| 要旨トップ | 本企画の概要 | | 日本生態学会第72回全国大会 (2025年3月、札幌) 講演要旨 ESJ72 Abstract |
自由集会 W17-2 (Workshop)
森林の下層植生を構成するササ類は、生態系の物質循環において重要な役割を果たしている。九州山地の森林ではシカの個体数が増加し、下層植生の採食被害が進行している。多くの林分では、在来の下層植生であるスズタケが衰退・消失していることが確認されている。従来の研究では、シカ食害によるササの衰退が森林土壌の窒素無機化、窒素溶脱および炭素蓄積量に与える影響が報告されている。これらの物質循環に関わる各プロセスは密接に関連しているにもかかわらず、それらを同時に扱った研究は限られている。そこで、本研究では、スズタケが現存する林分(Presence of understory; PU)と上層木のみが残りスズタケが消失した林分(Non-understory; NU)において、植生による窒素吸収量、土壌無機化速度や硝化速度(深さ0~10 cm)、硝酸態窒素の溶脱、および植生の炭素蓄積量を計測し、比較した。

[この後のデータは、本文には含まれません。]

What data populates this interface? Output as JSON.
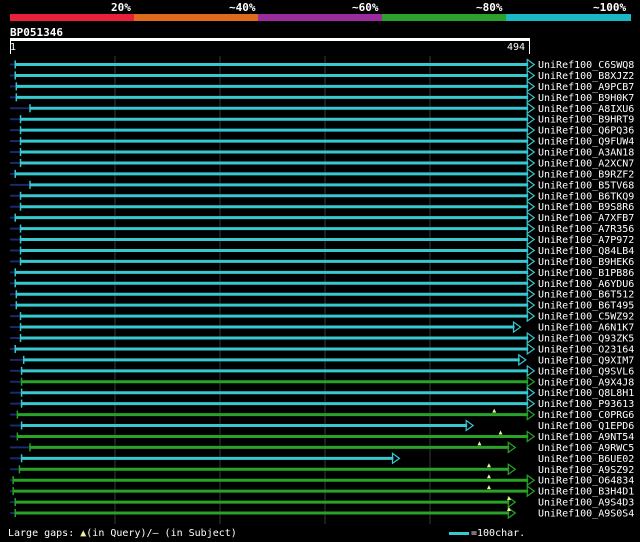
{
  "header": {
    "pct_labels": [
      "20%",
      "~40%",
      "~60%",
      "~80%",
      "~100%"
    ],
    "band_colors": [
      "#e8203a",
      "#e06a1c",
      "#9a2c9e",
      "#2ca02c",
      "#19b8c4"
    ]
  },
  "query": {
    "name": "BP051346",
    "start": "1",
    "end": "494"
  },
  "colors": {
    "cyan": "#37c8d0",
    "green": "#27a327",
    "navy": "#1a2a6c",
    "grid": "#3a3a3a",
    "gap_marker": "#f5f0a0"
  },
  "hits": [
    {
      "label": "UniRef100_C6SWQ8",
      "start": 5,
      "end": 498,
      "color": "cyan"
    },
    {
      "label": "UniRef100_B8XJZ2",
      "start": 5,
      "end": 498,
      "color": "cyan"
    },
    {
      "label": "UniRef100_A9PCB7",
      "start": 6,
      "end": 498,
      "color": "cyan"
    },
    {
      "label": "UniRef100_B9H0K7",
      "start": 6,
      "end": 498,
      "color": "cyan"
    },
    {
      "label": "UniRef100_A8IXU6",
      "start": 19,
      "end": 498,
      "color": "cyan"
    },
    {
      "label": "UniRef100_B9HRT9",
      "start": 10,
      "end": 498,
      "color": "cyan"
    },
    {
      "label": "UniRef100_Q6PQ36",
      "start": 10,
      "end": 498,
      "color": "cyan"
    },
    {
      "label": "UniRef100_Q9FUW4",
      "start": 10,
      "end": 498,
      "color": "cyan"
    },
    {
      "label": "UniRef100_A3AN18",
      "start": 10,
      "end": 498,
      "color": "cyan"
    },
    {
      "label": "UniRef100_A2XCN7",
      "start": 10,
      "end": 498,
      "color": "cyan"
    },
    {
      "label": "UniRef100_B9RZF2",
      "start": 5,
      "end": 498,
      "color": "cyan"
    },
    {
      "label": "UniRef100_B5TV68",
      "start": 19,
      "end": 498,
      "color": "cyan"
    },
    {
      "label": "UniRef100_B6TKQ9",
      "start": 10,
      "end": 498,
      "color": "cyan"
    },
    {
      "label": "UniRef100_B9S8R6",
      "start": 10,
      "end": 498,
      "color": "cyan"
    },
    {
      "label": "UniRef100_A7XFB7",
      "start": 5,
      "end": 498,
      "color": "cyan"
    },
    {
      "label": "UniRef100_A7R356",
      "start": 10,
      "end": 498,
      "color": "cyan"
    },
    {
      "label": "UniRef100_A7P972",
      "start": 10,
      "end": 498,
      "color": "cyan"
    },
    {
      "label": "UniRef100_Q84LB4",
      "start": 10,
      "end": 498,
      "color": "cyan"
    },
    {
      "label": "UniRef100_B9HEK6",
      "start": 10,
      "end": 498,
      "color": "cyan"
    },
    {
      "label": "UniRef100_B1PB86",
      "start": 5,
      "end": 498,
      "color": "cyan"
    },
    {
      "label": "UniRef100_A6YDU6",
      "start": 5,
      "end": 498,
      "color": "cyan"
    },
    {
      "label": "UniRef100_B6T512",
      "start": 6,
      "end": 498,
      "color": "cyan"
    },
    {
      "label": "UniRef100_B6T495",
      "start": 6,
      "end": 498,
      "color": "cyan"
    },
    {
      "label": "UniRef100_C5WZ92",
      "start": 10,
      "end": 498,
      "color": "cyan"
    },
    {
      "label": "UniRef100_A6N1K7",
      "start": 10,
      "end": 485,
      "color": "cyan"
    },
    {
      "label": "UniRef100_Q93ZK5",
      "start": 10,
      "end": 498,
      "color": "cyan"
    },
    {
      "label": "UniRef100_O23164",
      "start": 5,
      "end": 498,
      "color": "cyan"
    },
    {
      "label": "UniRef100_Q9XIM7",
      "start": 13,
      "end": 490,
      "color": "cyan"
    },
    {
      "label": "UniRef100_Q9SVL6",
      "start": 11,
      "end": 498,
      "color": "cyan"
    },
    {
      "label": "UniRef100_A9X4J8",
      "start": 11,
      "end": 498,
      "color": "green"
    },
    {
      "label": "UniRef100_Q8L8H1",
      "start": 11,
      "end": 498,
      "color": "cyan"
    },
    {
      "label": "UniRef100_P93613",
      "start": 11,
      "end": 498,
      "color": "cyan"
    },
    {
      "label": "UniRef100_C0PRG6",
      "start": 7,
      "end": 498,
      "color": "green",
      "gap": 460
    },
    {
      "label": "UniRef100_Q1EPD6",
      "start": 11,
      "end": 440,
      "color": "cyan"
    },
    {
      "label": "UniRef100_A9NT54",
      "start": 7,
      "end": 498,
      "color": "green",
      "gap": 466
    },
    {
      "label": "UniRef100_A9RWC5",
      "start": 19,
      "end": 480,
      "color": "green",
      "gap": 446
    },
    {
      "label": "UniRef100_B6UE02",
      "start": 11,
      "end": 370,
      "color": "cyan"
    },
    {
      "label": "UniRef100_A9SZ92",
      "start": 9,
      "end": 480,
      "color": "green",
      "gap": 455
    },
    {
      "label": "UniRef100_O64834",
      "start": 3,
      "end": 498,
      "color": "green",
      "gap": 455
    },
    {
      "label": "UniRef100_B3H4D1",
      "start": 3,
      "end": 498,
      "color": "green",
      "gap": 455
    },
    {
      "label": "UniRef100_A9S4D3",
      "start": 5,
      "end": 480,
      "color": "green",
      "gap": 474
    },
    {
      "label": "UniRef100_A9S0S4",
      "start": 5,
      "end": 480,
      "color": "green",
      "gap": 474
    }
  ],
  "footer": {
    "prefix": "Large gaps: ",
    "gap_symbol": "▲",
    "middle": "(in Query)/– (in Subject)",
    "legend_text": "=100char."
  }
}
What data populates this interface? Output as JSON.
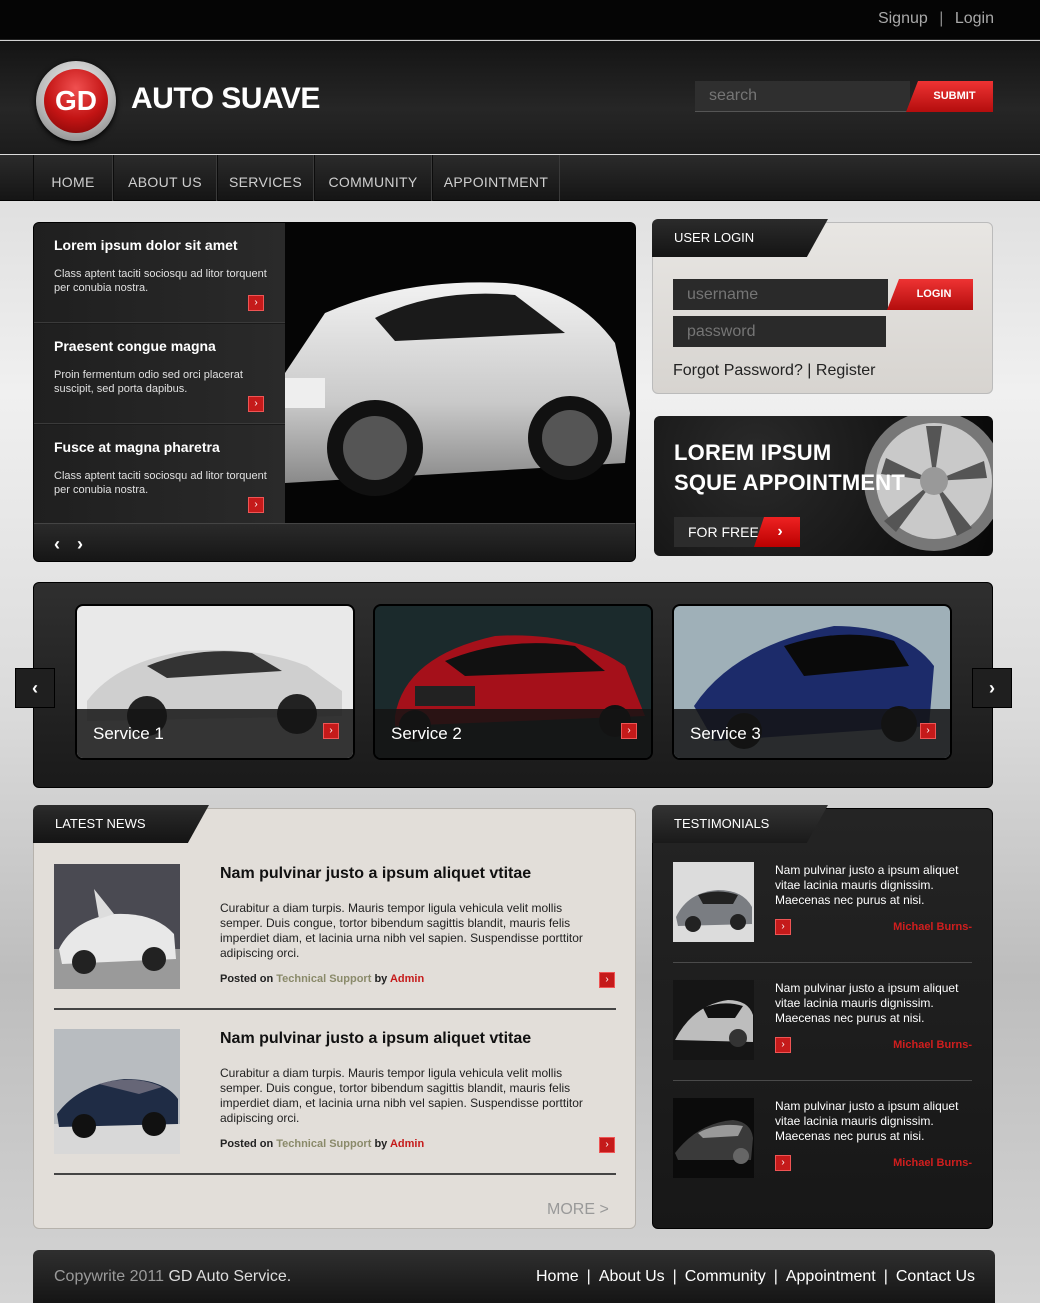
{
  "top_links": {
    "signup": "Signup",
    "sep": "|",
    "login": "Login"
  },
  "header": {
    "logo_badge": "GD",
    "brand": "AUTO SUAVE",
    "search_placeholder": "search",
    "submit": "SUBMIT"
  },
  "nav": [
    {
      "label": "HOME"
    },
    {
      "label": "ABOUT US"
    },
    {
      "label": "SERVICES"
    },
    {
      "label": "COMMUNITY"
    },
    {
      "label": "APPOINTMENT"
    }
  ],
  "slider": {
    "items": [
      {
        "title": "Lorem ipsum dolor sit amet",
        "text": "Class aptent taciti sociosqu ad litor torquent per conubia nostra."
      },
      {
        "title": "Praesent congue magna",
        "text": "Proin fermentum odio sed orci placerat suscipit, sed porta dapibus."
      },
      {
        "title": "Fusce at magna pharetra",
        "text": "Class aptent taciti sociosqu ad litor torquent per conubia nostra."
      }
    ],
    "controls": "‹ ›"
  },
  "user_login": {
    "heading": "USER LOGIN",
    "username_placeholder": "username",
    "password_placeholder": "password",
    "button": "LOGIN",
    "forgot": "Forgot Password?",
    "sep": "|",
    "register": "Register"
  },
  "appointment": {
    "line1": "LOREM IPSUM",
    "line2": "SQUE APPOINTMENT",
    "button": "FOR FREE"
  },
  "services": [
    {
      "label": "Service 1"
    },
    {
      "label": "Service 2"
    },
    {
      "label": "Service 3"
    }
  ],
  "news": {
    "heading": "LATEST NEWS",
    "items": [
      {
        "title": "Nam pulvinar justo a ipsum aliquet vtitae",
        "text": "Curabitur a diam turpis. Mauris tempor ligula vehicula velit mollis semper. Duis congue, tortor bibendum sagittis blandit, mauris felis imperdiet diam, et lacinia urna nibh vel sapien. Suspendisse porttitor adipiscing orci.",
        "posted_on": "Posted on",
        "category": "Technical Support",
        "by": "by",
        "author": "Admin"
      },
      {
        "title": "Nam pulvinar justo a ipsum aliquet vtitae",
        "text": "Curabitur a diam turpis. Mauris tempor ligula vehicula velit mollis semper. Duis congue, tortor bibendum sagittis blandit, mauris felis imperdiet diam, et lacinia urna nibh vel sapien. Suspendisse porttitor adipiscing orci.",
        "posted_on": "Posted on",
        "category": "Technical Support",
        "by": "by",
        "author": "Admin"
      }
    ],
    "more": "MORE  >"
  },
  "testimonials": {
    "heading": "TESTIMONIALS",
    "items": [
      {
        "text": "Nam pulvinar justo a ipsum aliquet vitae lacinia mauris dignissim. Maecenas nec purus at nisi.",
        "author": "Michael Burns-"
      },
      {
        "text": "Nam pulvinar justo a ipsum aliquet vitae lacinia mauris dignissim. Maecenas nec purus at nisi.",
        "author": "Michael Burns-"
      },
      {
        "text": "Nam pulvinar justo a ipsum aliquet vitae lacinia mauris dignissim. Maecenas nec purus at nisi.",
        "author": "Michael Burns-"
      }
    ]
  },
  "footer": {
    "copy_prefix": "Copywrite 2011",
    "copy_brand": "GD Auto Service.",
    "links": [
      "Home",
      "About Us",
      "Community",
      "Appointment",
      "Contact Us"
    ]
  },
  "colors": {
    "accent": "#c51a1a",
    "dark": "#1a1a1a",
    "panel_light": "#e2ded9"
  }
}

その結果、NUにおける上層木の窒素吸収量はPUと有意差がなかったが、森林全体の窒素吸収量は17%低下していた。これは、シカの採食によるスズタケの消失が主な要因と考えられた。土壌の窒素無機化速度および硝化速度にも有意差はなかったが、NUでは土壌および土壌溶脱水中の硝酸態窒素濃度が有意に高かった。この結果から、スズタケの消失が表層土壌での硝酸態窒素の蓄積とその後の溶脱を促すことが示唆された。一方で、森林の炭素蓄積量はPUとNUで有意差はなかった。以上の結果から、シカの採食によるスズタケの消失は森林植生の炭素蓄積量には大きな影響を与えないものの、窒素吸収量を減少させ、硝酸態窒素の溶脱を引き起こす可能性が示された。